David Luengo is an Associate Professor at the Technical University of Madrid, Spain. His research interests are in the broad fields of statistical signal processing and machine learning, especially Bayesian learning and inference, Gaussian processes, Monte Carlo algorithms, sparse signal processing and Bayesian non-parametrics. Dr. Luengo has co-authored over 70 research papers, which were published in international journals and conference volumes.
Joaquín Míguez is an Associate Professor at the Carlos III University of Madrid, Spain. His interests are in the fields of applied probability, computational statistics, dynamical systems and the theory and applications of the Monte Carlo methods. Having published extensively and lectured internationally on his research, he was a co-recipient of the IEEE Signal Processing Magazine Best Paper Award in 2007.
作者簡介(中文翻譯)
Luca Martino 目前是西班牙瓦倫西亞大學的研究員,此前曾在西班牙馬德里卡洛斯三世大學、芬蘭赫爾辛基大學和巴西聖保羅大學任職。他的研究興趣集中在統計信號處理和計算統計領域,特別是與貝葉斯分析和蒙地卡羅近似方法相關的研究。

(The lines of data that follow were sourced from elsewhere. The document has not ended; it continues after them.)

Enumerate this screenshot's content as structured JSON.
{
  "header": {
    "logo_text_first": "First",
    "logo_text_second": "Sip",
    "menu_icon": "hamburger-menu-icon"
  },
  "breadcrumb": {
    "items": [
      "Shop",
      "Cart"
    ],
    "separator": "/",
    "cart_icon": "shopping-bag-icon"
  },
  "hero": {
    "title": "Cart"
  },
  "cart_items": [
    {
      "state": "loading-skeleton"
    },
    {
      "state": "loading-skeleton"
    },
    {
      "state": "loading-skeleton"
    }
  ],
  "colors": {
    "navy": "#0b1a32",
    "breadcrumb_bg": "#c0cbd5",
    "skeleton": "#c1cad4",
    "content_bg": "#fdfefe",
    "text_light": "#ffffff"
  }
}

David Luengo 是西班牙馬德里理工大學的副教授。他的研究興趣涵蓋統計信號處理和機器學習的廣泛領域,特別是貝葉斯學習和推斷、高斯過程、蒙地卡羅算法、稀疏信號處理和貝葉斯非參數方法。Luengo 博士已共同撰寫超過 70 篇研究論文,這些論文發表在國際期刊和會議論文集中。
Joaquín Míguez 是西班牙馬德里卡洛斯三世大學的副教授。他的研究興趣包括應用概率、計算統計、動態系統以及蒙地卡羅方法的理論和應用。他在研究方面發表了大量論文並在國際上講授,並於 2007 年共同獲得 IEEE 信號處理雜誌最佳論文獎。